Sie würden es merken, oder etwa nicht? Sie würden spüren, dass sich durch die Begegnung mit Daniel in Luces Leben alles verändert hatte – für immer.
Luce öffnete die Tür.
»Frohes Thanksgiving!«, wünschte eine hohe Stimme mit schleppendem Südstaatenakzent. Luce musste erst ein paar Mal blinzeln, bevor ihr Gehirn richtig zuordnen konnte, was sie da vor Augen hatte.
Es war Gabbe. Gabbe aus Sword & Cross, die da in einem rosa Mohairstrickkleid vor der Tür stand. Der schönste Engel mit den vollendetsten Manieren, den Luce kennengelernt hatte. Ihre blonden Haare waren in viele kleine Zöpfe geflochten, die sie zu kunstvollen Locken hochgesteckt hatte. Sie hatte einen rosig schimmernden, frischen Teint – wie Francesca. In der einen Hand hielt sie einen Strauß weiße Gladiolen und in der anderen einen mit Eiskristallen überzogenen, großen Becher Eiscreme.

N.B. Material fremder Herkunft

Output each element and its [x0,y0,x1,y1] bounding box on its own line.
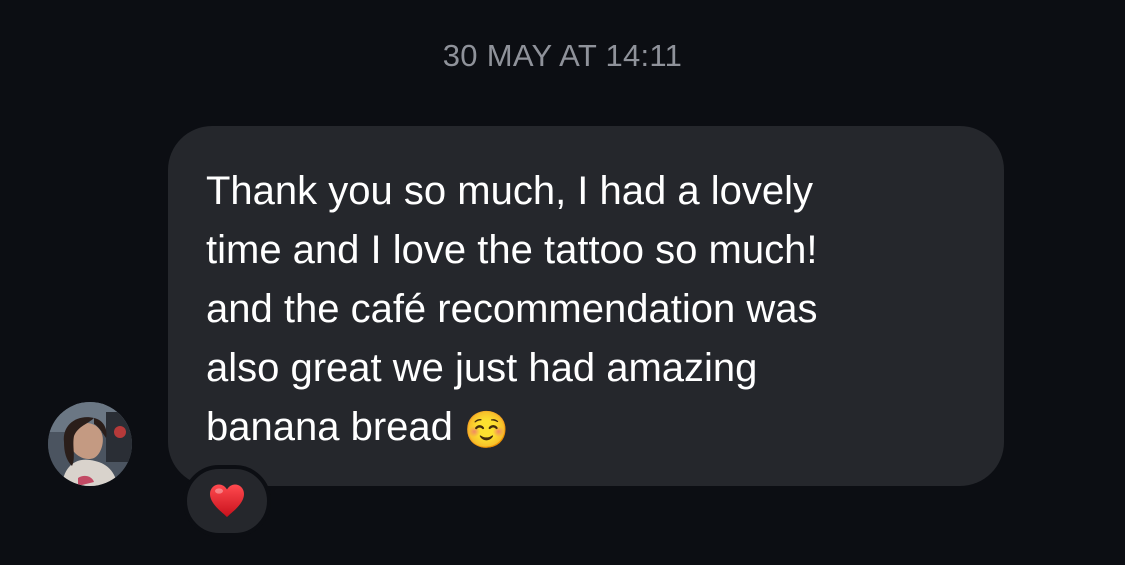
smiling-face-emoji: ☺️ [464,409,509,450]
message-bubble[interactable]: Thank you so much, I had a lovely time a… [168,126,1004,486]
avatar-photo [48,402,132,486]
message-timestamp: 30 MAY AT 14:11 [442,38,683,73]
message-text: Thank you so much, I had a lovely time a… [206,162,964,457]
heart-reaction[interactable] [183,465,271,537]
message-body: Thank you so much, I had a lovely time a… [206,169,818,449]
sender-avatar[interactable] [48,402,132,486]
heart-icon [210,484,244,517]
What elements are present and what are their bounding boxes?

Neben ihr, mit hellblond gefärbten Haaren, die im Ansatz bereits nachdunkelten, stand – der Dämon Molly Zane. Ihre abgewetzten schwarzen Jeans und ihr ausgefranstes schwarzes Sweatshirt erinnerten Luce an die scheußlichen Bekleidungsvorschriften von Sword & Cross, auch wenn Molly das alles freiwillig trug. Seit ihrem letzten Zusammentreffen hatten sich ihre Piercings im Gesicht vervielfacht. Auf ihrem Unterarm balancierte sie einen kleinen, gusseisernen schwarzen Kessel. Sie starrte Luce mit undurchdringlichem Blick an.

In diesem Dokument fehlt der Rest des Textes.